04/10/2015 MAURIZIO MOLINARI DA GERUSALEMME La Stampa
“Daesh non è solo un’organizzazione terroristica ma una malattia che si può diagnosticare, prevenire”. A sostenerlo è Fahd Bin Jleid, opinionista del gruppo editoriale saudita “Al-Jazirah”, secondo il quale bisogna trattare “Daesh” - acronimo arabo di Isis, lo Stato Islamico di Abu Bakr al-Baghdadi - come vero e proprio virus, “che si può riconoscere da sintomi psicologici e fisici” in maniera tale da far intervenire le forze di sicurezza o il personale medico “prima che sia troppo tardi”.
Proprio come fanno i dottori per curare i malati gravi. “Agenti, medici e ricercatori devono cooperare per identificare degli indicatori capaci di aiutare le famiglie ad identificare il bizzarro modo di pensare che porta i singoli ad aderire a Daesh” afferma Bin Jleid, secondo il quale le “luci rosse” da tener presenti sono “isolamento sociale, visita a siti Internet sospetti, dipendenza dai social network e bruschi cambiamenti di comportamento”. Poiché le forze di sicurezza “non possono seguire ogni singolo individuo identificando tali cambiamenti” l’appello è rivolto innanzitutto alle famiglie, affinché siano loro ad individuare gli “indicatori della deriva terrorista” allertando “personale medico e di sicurezza” chiedendogli di intervenire “prima che sia troppo tardi”. “Famigliari, parenti ed amici sono quelli che più possono evitare ad un loro caro di cadere nella trappola di Daesh - aggiunge l’opinionista - ed hanno una grande responsabilità nello scoprire cambiamento improvvisi di modi di fare, pensare, agire” prevedendo il contagio ideologico, l’adesione ad Isis e dunque “pericoli per un’intera famiglia o comunità”.

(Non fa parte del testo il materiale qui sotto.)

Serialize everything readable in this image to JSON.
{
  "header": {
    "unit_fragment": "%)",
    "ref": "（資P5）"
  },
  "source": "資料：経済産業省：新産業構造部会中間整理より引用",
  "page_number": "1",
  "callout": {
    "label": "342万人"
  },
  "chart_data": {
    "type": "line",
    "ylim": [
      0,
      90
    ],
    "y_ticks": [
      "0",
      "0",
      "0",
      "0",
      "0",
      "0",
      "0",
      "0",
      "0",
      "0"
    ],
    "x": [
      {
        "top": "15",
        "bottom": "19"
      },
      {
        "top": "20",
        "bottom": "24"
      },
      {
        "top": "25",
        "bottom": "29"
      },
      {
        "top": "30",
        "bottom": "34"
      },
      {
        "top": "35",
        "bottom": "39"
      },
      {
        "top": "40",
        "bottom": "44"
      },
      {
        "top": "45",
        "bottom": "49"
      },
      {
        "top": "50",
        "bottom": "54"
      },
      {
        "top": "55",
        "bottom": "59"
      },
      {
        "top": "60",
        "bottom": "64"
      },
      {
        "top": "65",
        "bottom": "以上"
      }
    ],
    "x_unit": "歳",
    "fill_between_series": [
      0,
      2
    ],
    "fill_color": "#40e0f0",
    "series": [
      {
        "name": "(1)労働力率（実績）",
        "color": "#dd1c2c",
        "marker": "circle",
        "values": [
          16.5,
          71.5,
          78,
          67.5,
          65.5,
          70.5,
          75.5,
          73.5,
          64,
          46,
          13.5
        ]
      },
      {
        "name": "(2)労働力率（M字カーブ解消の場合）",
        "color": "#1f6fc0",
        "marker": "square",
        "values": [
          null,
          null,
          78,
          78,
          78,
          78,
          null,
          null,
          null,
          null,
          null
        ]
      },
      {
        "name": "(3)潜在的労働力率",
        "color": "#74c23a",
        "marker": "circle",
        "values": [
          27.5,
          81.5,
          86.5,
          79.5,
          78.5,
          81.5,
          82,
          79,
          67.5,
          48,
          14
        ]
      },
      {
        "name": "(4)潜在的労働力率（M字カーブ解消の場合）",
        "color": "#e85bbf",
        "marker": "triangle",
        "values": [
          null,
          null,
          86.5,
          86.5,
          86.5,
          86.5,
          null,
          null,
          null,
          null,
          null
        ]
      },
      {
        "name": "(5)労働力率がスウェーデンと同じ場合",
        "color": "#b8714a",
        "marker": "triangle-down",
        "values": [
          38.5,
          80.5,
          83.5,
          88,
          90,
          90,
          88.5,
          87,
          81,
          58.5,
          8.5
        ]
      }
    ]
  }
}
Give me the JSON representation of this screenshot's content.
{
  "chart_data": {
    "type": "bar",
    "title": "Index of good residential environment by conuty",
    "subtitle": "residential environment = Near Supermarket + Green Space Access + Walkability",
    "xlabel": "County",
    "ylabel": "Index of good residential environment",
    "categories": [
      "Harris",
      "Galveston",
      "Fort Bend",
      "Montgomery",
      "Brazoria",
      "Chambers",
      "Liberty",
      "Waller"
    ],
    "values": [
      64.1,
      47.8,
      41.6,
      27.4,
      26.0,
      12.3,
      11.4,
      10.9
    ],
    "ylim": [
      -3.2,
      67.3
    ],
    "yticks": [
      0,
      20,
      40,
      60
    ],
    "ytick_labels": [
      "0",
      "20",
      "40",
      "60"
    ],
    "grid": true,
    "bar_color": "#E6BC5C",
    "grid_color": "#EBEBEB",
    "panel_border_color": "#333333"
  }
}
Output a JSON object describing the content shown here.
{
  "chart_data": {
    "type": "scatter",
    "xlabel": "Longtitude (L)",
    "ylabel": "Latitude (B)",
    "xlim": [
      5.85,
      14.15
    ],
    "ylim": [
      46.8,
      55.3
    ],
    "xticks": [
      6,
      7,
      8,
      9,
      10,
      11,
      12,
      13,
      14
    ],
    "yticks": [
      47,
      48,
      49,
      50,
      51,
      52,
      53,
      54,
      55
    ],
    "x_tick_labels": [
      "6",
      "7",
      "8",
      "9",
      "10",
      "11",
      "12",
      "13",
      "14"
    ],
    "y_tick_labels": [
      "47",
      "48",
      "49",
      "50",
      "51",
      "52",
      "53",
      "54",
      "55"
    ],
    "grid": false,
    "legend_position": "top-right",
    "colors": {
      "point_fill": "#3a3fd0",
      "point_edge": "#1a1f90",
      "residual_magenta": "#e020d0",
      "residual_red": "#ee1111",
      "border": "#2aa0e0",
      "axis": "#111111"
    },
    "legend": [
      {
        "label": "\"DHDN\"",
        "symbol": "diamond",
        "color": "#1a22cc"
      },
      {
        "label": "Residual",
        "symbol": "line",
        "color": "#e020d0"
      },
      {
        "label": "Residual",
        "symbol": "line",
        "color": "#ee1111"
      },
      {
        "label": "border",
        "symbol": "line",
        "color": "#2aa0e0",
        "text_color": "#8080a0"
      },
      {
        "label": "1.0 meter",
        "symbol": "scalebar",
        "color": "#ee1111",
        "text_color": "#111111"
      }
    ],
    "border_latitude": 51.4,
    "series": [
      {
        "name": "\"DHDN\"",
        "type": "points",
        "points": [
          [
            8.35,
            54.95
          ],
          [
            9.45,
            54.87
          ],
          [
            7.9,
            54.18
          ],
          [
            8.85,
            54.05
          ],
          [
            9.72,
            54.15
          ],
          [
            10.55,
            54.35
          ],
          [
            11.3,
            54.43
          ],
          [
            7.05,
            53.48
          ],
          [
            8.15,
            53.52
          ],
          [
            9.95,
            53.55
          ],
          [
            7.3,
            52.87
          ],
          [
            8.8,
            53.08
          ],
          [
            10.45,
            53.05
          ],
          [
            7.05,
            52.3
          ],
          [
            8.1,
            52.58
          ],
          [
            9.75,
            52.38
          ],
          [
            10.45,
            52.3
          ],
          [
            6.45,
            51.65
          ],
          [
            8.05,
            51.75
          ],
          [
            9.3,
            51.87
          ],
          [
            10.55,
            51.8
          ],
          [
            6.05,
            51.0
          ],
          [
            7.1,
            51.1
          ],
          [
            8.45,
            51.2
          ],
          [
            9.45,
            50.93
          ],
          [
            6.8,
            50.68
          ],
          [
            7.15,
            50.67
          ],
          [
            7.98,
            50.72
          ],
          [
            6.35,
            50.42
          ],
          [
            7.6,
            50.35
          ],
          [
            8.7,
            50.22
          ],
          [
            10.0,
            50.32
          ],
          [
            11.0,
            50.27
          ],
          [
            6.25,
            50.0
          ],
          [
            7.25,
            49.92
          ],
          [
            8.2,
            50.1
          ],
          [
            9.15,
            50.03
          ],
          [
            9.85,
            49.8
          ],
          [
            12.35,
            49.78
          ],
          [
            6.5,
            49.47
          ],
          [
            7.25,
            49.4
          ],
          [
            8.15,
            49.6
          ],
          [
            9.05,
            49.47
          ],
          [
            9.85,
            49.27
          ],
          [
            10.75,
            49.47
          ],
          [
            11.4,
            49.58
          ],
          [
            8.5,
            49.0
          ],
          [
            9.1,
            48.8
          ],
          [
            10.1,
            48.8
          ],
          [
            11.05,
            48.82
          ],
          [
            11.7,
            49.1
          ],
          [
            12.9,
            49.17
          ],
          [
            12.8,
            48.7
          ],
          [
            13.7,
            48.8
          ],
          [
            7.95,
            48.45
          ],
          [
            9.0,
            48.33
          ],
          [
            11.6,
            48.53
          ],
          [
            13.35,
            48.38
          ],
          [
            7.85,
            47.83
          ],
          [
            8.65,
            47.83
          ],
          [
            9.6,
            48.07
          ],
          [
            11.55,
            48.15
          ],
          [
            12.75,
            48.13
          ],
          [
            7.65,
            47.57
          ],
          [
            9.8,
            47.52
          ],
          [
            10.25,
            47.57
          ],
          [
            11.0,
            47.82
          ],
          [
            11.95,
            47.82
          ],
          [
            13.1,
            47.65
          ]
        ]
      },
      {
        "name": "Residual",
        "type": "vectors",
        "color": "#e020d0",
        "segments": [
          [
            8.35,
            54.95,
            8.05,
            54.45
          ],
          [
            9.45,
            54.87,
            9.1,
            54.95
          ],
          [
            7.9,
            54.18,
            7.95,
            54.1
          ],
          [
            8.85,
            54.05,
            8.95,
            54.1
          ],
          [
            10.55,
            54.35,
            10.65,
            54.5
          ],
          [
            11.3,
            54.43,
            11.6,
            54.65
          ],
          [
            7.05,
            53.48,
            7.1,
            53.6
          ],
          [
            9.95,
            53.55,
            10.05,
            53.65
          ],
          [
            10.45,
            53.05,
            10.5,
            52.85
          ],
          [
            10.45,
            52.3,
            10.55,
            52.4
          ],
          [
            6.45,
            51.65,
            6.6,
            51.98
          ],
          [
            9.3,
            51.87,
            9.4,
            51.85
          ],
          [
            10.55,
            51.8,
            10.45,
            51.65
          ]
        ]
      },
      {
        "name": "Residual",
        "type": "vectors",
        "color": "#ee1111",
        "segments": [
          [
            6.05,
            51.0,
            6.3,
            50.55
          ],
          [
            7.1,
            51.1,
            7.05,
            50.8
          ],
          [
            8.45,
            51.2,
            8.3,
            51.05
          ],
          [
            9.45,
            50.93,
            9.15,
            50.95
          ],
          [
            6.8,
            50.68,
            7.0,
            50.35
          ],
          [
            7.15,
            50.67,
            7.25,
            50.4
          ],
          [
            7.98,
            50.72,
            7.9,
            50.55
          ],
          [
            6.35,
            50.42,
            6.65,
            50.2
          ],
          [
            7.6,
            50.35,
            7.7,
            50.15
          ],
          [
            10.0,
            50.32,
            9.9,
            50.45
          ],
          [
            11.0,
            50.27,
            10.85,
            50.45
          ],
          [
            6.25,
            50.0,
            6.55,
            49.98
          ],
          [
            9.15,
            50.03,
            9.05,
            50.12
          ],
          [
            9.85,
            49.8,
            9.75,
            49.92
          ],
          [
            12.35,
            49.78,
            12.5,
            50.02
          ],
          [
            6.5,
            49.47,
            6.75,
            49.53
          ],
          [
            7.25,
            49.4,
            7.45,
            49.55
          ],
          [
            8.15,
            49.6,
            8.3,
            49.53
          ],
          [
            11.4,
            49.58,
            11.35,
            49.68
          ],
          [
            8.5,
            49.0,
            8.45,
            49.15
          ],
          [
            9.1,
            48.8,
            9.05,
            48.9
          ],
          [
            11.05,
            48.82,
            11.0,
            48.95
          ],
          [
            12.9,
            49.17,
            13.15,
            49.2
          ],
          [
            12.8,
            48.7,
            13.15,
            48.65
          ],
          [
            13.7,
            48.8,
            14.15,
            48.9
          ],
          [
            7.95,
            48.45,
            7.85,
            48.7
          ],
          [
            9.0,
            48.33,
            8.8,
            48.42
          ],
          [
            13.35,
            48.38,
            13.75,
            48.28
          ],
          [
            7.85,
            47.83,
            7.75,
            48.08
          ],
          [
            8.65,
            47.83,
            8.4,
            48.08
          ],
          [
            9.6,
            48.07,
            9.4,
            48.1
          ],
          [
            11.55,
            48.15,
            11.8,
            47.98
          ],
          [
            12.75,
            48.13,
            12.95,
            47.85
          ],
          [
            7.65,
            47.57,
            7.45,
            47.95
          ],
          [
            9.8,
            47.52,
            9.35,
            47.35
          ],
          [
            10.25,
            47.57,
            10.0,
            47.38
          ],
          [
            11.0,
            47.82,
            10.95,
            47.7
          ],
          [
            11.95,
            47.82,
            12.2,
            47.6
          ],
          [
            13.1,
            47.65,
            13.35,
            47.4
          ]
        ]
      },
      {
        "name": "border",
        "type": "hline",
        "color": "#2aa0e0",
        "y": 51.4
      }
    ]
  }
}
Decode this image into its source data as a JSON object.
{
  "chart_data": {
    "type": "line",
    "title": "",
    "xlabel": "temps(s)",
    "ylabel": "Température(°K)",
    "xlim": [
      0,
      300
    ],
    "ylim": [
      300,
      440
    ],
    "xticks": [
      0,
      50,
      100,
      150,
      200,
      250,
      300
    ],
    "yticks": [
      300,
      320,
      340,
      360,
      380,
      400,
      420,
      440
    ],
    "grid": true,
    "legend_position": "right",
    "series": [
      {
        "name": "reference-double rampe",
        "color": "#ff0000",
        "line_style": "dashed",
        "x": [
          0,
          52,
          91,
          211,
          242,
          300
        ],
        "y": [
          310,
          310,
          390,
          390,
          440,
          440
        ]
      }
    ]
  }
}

È interessante notare che tale approccio, incentrato sul ruolo di prevenzione che può essere svolto dalle famiglie, è assai simile ad una delle tattiche anti-terrorismo adoperate da Israele per stroncare la Seconda Intifada. Fra il 2002 ed il 2004 il controspionaggio israeliano avvicinò molte famiglie di kamikaze palestinesi per chiedere la loro collaborazione al fine di scongiurare la scelta del terrorismo da parte di uno o più parenti, soprattutto giovani.